In 2014, Ryles will join them – at Illawarra Wests, the club where his journey to 15 Test appearances for Australia began. You thought Ryles was retiring but really, he’s just reeling in the years.

“I started off talking to Collies (Collegians) about going there and getting a job as well,” says the 194 cm, 116 kg front rower.

“Then my junior club got involved and it just seemed a perfect fit. For the first year I’ll be captain coach, and then just coach.

“Yes, it looks like I’m going to have to sack myself! I’ll do it kindly. There’s certainly no job security in coaching!”

Ryles’ motivations are not just to keep the football party going another year or two. He believes he can become a top level coach and is willing to start at the very bottom, rather than raise his hand for an NRL assistant’s post.

“I did have a talk with (Melbourne football manager) Frank Ponissi about taking a job at the Storm,” he reveals.

“But we’ve had a little girl and there’s another on the way and Melbourne is a bit far away from our support network in Wollongong.

“We’ve got a house in Towradgi but it’s in such disrepair it might blow over at any minute! But at least we can go back there.”

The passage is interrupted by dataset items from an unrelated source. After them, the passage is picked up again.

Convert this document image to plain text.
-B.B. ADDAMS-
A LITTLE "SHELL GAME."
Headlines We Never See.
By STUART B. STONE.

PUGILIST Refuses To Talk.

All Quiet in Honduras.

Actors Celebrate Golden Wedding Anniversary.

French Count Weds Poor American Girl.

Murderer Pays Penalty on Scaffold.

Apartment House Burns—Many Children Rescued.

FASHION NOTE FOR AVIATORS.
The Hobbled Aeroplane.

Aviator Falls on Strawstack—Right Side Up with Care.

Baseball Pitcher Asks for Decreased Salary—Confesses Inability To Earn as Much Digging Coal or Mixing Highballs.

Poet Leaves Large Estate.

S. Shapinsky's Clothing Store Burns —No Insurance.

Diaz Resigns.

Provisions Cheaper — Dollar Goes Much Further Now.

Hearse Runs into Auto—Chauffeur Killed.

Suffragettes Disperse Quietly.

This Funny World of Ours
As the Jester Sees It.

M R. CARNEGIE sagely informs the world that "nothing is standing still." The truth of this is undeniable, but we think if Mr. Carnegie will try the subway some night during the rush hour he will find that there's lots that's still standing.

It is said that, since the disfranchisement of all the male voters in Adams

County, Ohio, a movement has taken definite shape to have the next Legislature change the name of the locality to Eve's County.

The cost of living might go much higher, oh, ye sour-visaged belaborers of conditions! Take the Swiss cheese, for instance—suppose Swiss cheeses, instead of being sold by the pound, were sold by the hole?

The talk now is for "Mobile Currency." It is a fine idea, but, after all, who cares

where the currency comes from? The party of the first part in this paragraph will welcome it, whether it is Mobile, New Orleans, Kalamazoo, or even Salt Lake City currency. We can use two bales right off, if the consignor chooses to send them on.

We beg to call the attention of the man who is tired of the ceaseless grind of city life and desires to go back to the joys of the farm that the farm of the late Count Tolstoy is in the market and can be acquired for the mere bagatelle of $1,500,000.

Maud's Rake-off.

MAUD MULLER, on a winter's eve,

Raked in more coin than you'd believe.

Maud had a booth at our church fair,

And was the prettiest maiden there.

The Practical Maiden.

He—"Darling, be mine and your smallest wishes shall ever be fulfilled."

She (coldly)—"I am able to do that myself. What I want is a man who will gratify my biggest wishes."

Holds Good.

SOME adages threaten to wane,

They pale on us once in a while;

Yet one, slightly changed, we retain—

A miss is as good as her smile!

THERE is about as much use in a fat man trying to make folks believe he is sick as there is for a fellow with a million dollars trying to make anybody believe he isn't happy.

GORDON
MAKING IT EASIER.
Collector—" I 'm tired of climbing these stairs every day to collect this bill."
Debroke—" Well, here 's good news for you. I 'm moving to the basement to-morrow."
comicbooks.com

You don’t captain-coach Illawarra Wests fulltime, of course. Ryles is talking to True Blue Chemicals about a “real job”. “I’ve been pretty lucky, I haven’t really had to do what I would call work,” he says.

“We have days off, time off, and now I’m going to have to get used to going to work in the morning and coming home at night and being exhausted but I’ll manage.

“I think being down here Melbourne has given me a real grounding for a work ethic.”

It’s a matter of starting at the bottom, the former NSW prop says. “I’m finished a player now,” he explains.

“If I want to be a coach, I have to go back and pay my dues and worth my way up. I gotta get a real job because I’ve got a wife and kids. I’m looking forward to all that and to working with young players.”

In the meantime, Ryles hopes that other NRL players will be encouraged to put something back into lower tiers of rugby league when their time is up.

It needn’t be a case of NRL, Super League or oblivion.

“I don’t know why more people don’t do it,” he said. “It’s not for the money – but I hope it does become more common.”